Mann describes having his actors spend weeks with undercover drug squads, even participating in drug deals and drug busts to learn what it’s really like to be undercover, how they spent endless hours in SWAT training so they hold their guns perfectly and are aware of what the rest of the actors playing cops would be doing in the tactical situation being portrayed.
You almost wanted to scream at the screen, “They’re doing the same thing you can see any actor do who’s watched an episode of the original “Miami Vice” TV show!” while also wondering if having the actors follow Drug Bust Scenario # 23 saved him the trouble of actually having to block the scene.

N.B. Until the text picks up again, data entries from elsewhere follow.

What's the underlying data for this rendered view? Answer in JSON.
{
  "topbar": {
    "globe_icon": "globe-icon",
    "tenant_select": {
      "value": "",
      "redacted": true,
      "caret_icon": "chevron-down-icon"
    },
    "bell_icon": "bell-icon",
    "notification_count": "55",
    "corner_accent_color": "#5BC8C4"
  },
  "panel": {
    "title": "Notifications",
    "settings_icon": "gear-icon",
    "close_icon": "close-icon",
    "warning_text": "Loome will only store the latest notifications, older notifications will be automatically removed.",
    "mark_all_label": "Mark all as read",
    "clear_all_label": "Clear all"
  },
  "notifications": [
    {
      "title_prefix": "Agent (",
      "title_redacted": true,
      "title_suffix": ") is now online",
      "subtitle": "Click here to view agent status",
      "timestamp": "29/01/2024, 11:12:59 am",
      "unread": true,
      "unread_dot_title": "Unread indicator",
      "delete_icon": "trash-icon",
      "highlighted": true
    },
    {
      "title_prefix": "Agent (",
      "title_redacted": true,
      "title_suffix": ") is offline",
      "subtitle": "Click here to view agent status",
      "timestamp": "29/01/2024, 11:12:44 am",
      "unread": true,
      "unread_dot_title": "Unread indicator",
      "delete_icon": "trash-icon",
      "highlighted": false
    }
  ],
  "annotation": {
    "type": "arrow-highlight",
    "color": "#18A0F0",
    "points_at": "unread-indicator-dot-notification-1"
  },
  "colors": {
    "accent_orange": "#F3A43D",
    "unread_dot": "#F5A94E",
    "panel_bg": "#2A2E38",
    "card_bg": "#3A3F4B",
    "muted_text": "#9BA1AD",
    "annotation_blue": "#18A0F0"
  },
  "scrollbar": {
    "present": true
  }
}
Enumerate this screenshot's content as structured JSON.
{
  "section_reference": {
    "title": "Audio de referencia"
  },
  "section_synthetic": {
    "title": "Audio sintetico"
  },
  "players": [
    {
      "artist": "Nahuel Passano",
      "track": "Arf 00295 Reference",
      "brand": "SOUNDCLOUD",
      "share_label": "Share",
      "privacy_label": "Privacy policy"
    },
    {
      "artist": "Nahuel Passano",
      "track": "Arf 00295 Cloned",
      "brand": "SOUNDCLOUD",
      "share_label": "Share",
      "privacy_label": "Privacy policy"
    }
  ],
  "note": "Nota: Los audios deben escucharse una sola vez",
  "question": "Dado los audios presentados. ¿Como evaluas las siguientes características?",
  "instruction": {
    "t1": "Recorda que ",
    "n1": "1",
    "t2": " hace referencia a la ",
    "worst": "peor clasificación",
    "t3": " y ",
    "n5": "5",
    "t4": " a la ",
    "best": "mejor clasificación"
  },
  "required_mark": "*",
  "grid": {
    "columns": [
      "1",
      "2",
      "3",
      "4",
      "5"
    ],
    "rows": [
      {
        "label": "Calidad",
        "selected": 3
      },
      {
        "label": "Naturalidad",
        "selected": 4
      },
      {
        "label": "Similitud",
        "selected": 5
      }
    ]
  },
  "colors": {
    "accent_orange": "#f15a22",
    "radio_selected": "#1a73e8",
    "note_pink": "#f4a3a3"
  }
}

Things began spiraling out of control as I realized Mann was not going to explain why the first two set pieces of the film, the opening boat race and following nightclub scene had virtually nothing to do with what followed beyond revealing that Crockett and Tubbs like women and driving fast.
He ignores major inconsistencies like how does Colin Farrell suddenly have a grenade after three guys just frisked him by concentrating instead on how the set was painted. And, perhaps worst of all, despite his apparent desire for absolute verisimilitude, he ignores the central story of Crockett breaking the cardinal rule of undercover and sleeping with the enemy. In fact, in the scene where that occurs, he launches into a lengthy history of Cuban Salsa.
By the time Mann went into detail about the dangers and difficulties of shooting location footage in Paraguay, which, beyond a stock shot of the Iguazu Falls, could have been a backlot in Culver City, I was wondering if his primary talent was spewing the kind of bullshit he’d obviously used to convince some dumb studio exec to pay for such a ridiculous additional expense.
And when he began painstakingly detailing the SWAT tactic strategy of the final gun battle with actors following a classic “L” shape attack plan, and all he’d learned from the neurosurgeons who’d been technical advisors on a brain surgery scene, I finally lost it.
Somehow a shipyard shootout as old as an episode of “Naked City” was being prettied up as something of major cinematic significance while also regurgitating medical mumbo-jumbo that had nothing to do with the 30 second hospital scene he’d actually shot.
The producer part of me considered how much it must have cost to insure Colin Farrell so he could go along on a drug bust and how much had been frankly wasted trucking a crew to Paraguay and the Dominican Republic and elsewhere for footage he once created for the original TV series without leaving Dade County.
Meanwhile, my writer incarnation was growing more confused by the mounds of research Mann had obviously acquired and then clearly not bothered to use in any way that might benefit his audience.
I’m sure the man is wonderful company over dinner and fills his production with fun toys and field trips. But none of that was making the movie richer for anybody watching it.
And I started to wonder if all of those honorable traits we screenwriters hold dear and the level of craft we sacrifice our personal lives and sanity to maintain really matter.
Maybe we need to just blow stuff up and bullshit about the rest of it. God knows it seems to be what really makes a movie successful.